I truly believe everything in life happens for a purpose.  It’s all a part of a bigger plan.  We may not understand everything that happens to us in life, but everything happens for a purpose and sometimes, the most important thing is what we learn from the situation.

When I was diagnosed with CRPS/RSD, I was only fifteen years old and I can’t find words to describe how I felt.  As a fifteen year old I was just a kid.  I didn’t understand what was going on or why I had gotten this disease.  It seemed as one day I was a normal teenager hanging out with friends and having fun and then I woke up in pain and my friends all disappeared.  I was different and the teenagers I thought were my friends no longer had time for me.

When I was diagnosed with gastroparesis in my thirties, I realized life really hasn’t changed much.  I was diagnosed with another chronic illness that is poorly understood and I didn’t know why I ended up with it.

Both diseases have taught me many lessons.  Some of those lessons have been good and made my life better, while other lessons I’ve learned haven’t been good and need to be changed so that my life will be better.  I’ll briefly mention some of those lessons here and then elaborate on each lesson.  I would have to say that the most important and valuable lesson I’ve learned is to not take life for granted.  Another valuable lesson is to never lose hope or give up.  A lesson I learned that wasn’t so good and I need to change is hiding behind my smile and not being honest.

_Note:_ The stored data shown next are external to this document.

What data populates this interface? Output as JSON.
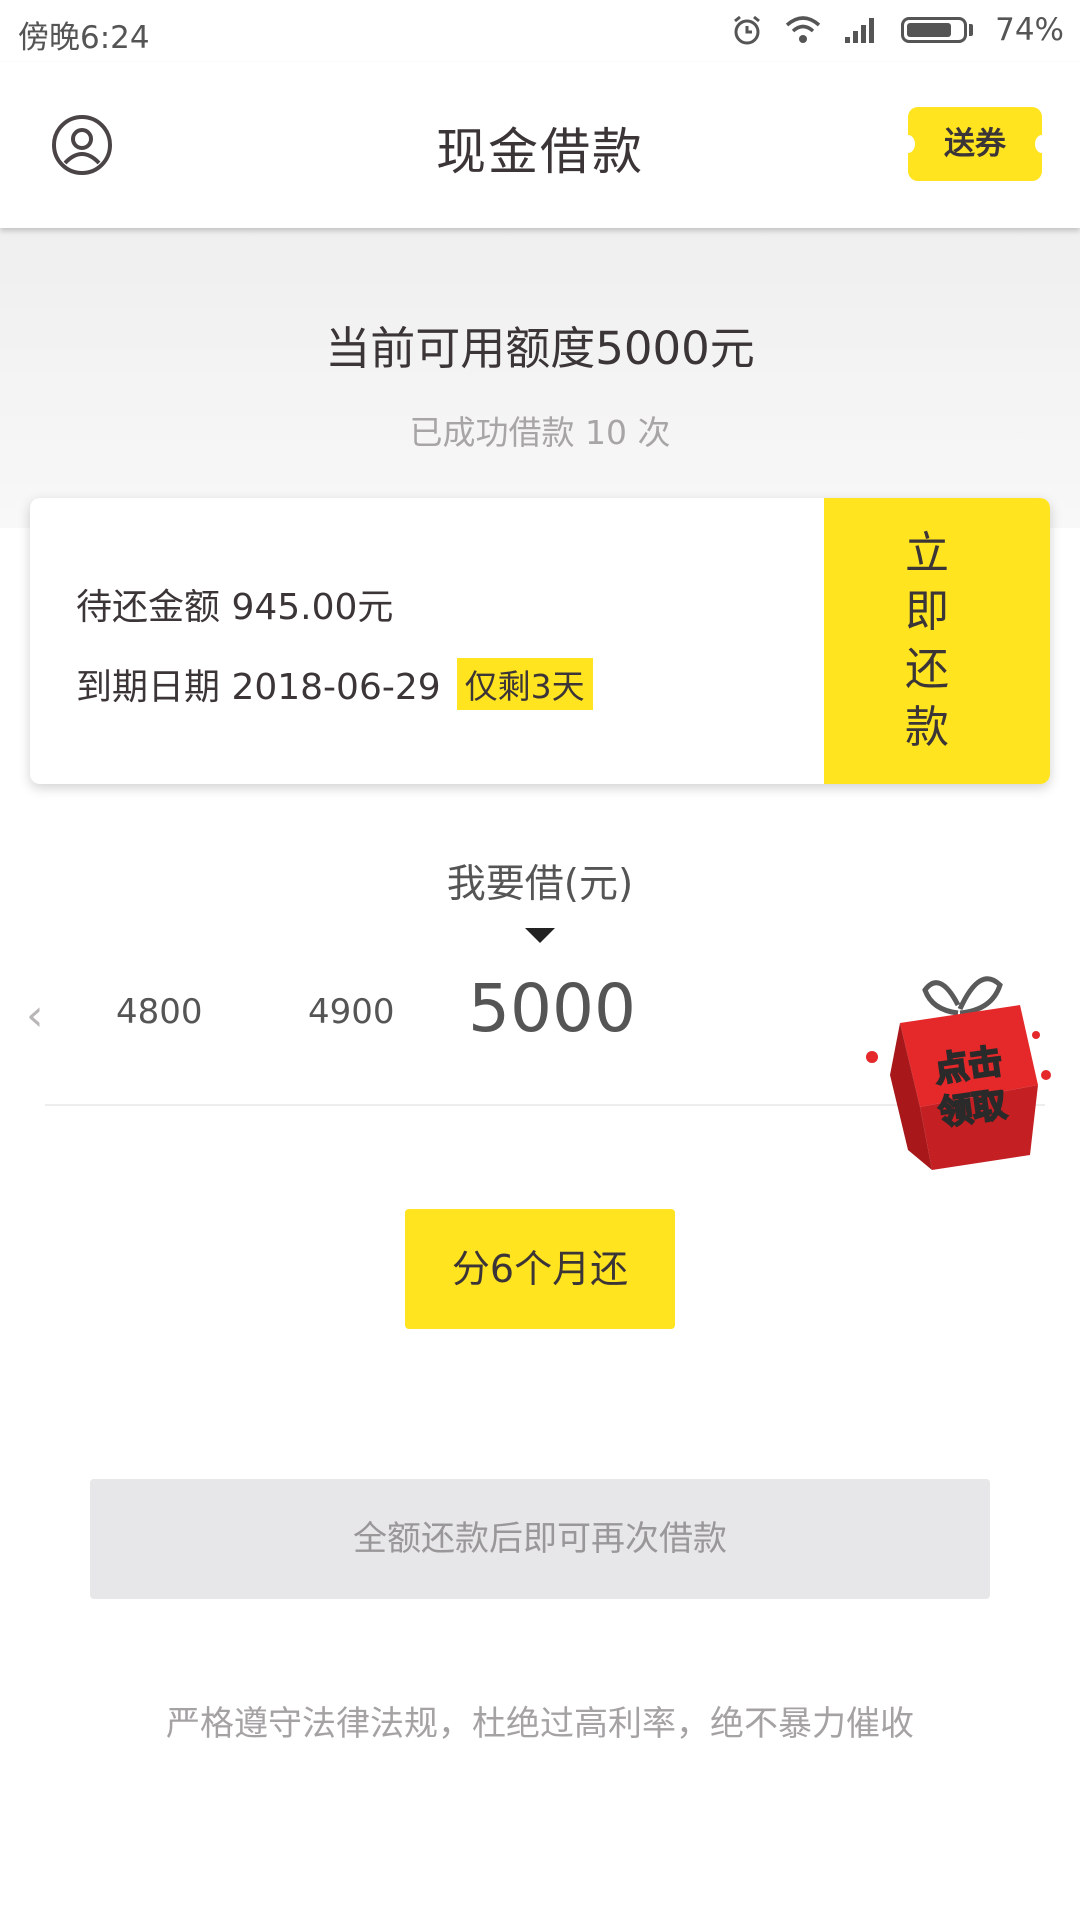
{
  "status_bar": {
    "time": "傍晚6:24",
    "battery": "74%"
  },
  "header": {
    "title": "现金借款",
    "coupon_label": "送券"
  },
  "hero": {
    "credit_line": "当前可用额度5000元",
    "borrow_count": "已成功借款 10 次"
  },
  "repayment": {
    "amount_line": "待还金额 945.00元",
    "due_line": "到期日期 2018-06-29",
    "days_left": "仅剩3天",
    "repay_now_label": "立即还款"
  },
  "borrow": {
    "label": "我要借(元)",
    "options": [
      "4800",
      "4900"
    ],
    "current": "5000"
  },
  "gift": {
    "label": "点击领取"
  },
  "installment": {
    "label": "分6个月还"
  },
  "reborrow": {
    "label": "全额还款后即可再次借款"
  },
  "footer": {
    "note": "严格遵守法律法规，杜绝过高利率，绝不暴力催收"
  },
  "colors": {
    "accent": "#ffe41f",
    "gift_red": "#e5282a"
  }
}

Don’t take things for granted… I’d like to be able to say I don’t take things for granted, but let’s face it… we all take things for granted… our family… our friends… our health… our jobs… etc.  As a teenager and young adult, I often complained about being on crutches and looked forward to the day I wouldn’t need them.  Today, I’m in a wheelchair and look forward to the day I will be strong enough to walk with a walker or crutches again.  However, I am trying to keep in mind how blessed I am to be able to get in my wheelchair and go places because there are many people in the world who are Belfast and can’t go anywhere.  I’m trying to not take my mobility for granted.

Never give up… never lose hope… each day I have to remind myself not to give up or lose hope.  There are days that I’m so depressed that I don’t think things will ever get better.  However I remind myself that with God nothing is impossible.  Tomorrow may bring healing or a great medical break through.  We none know what tomorrow holds.

Fake smiles and okay… Over the years, I’ve learned to smile through the pain and tell people I’m okay… even when I’m not.  With invisible illnesses, it’s often easier to smile and say I’m okay than to be honest and deal with disbelief and people who know how to fix everything.  I don’t like to think of myself as fake or a liar, so I’m working on unlearning this behavior.  I’m trying to be more honest with people.  However, I’ve found it’s easier to be honest with people who seem sincere and really want to know how I feel.  If someone asks how I am, but seems rushed and uncaring, they still get the smile and “I’m okay.”

There’s several other things I’ve learned, but I’ll save them for a later post.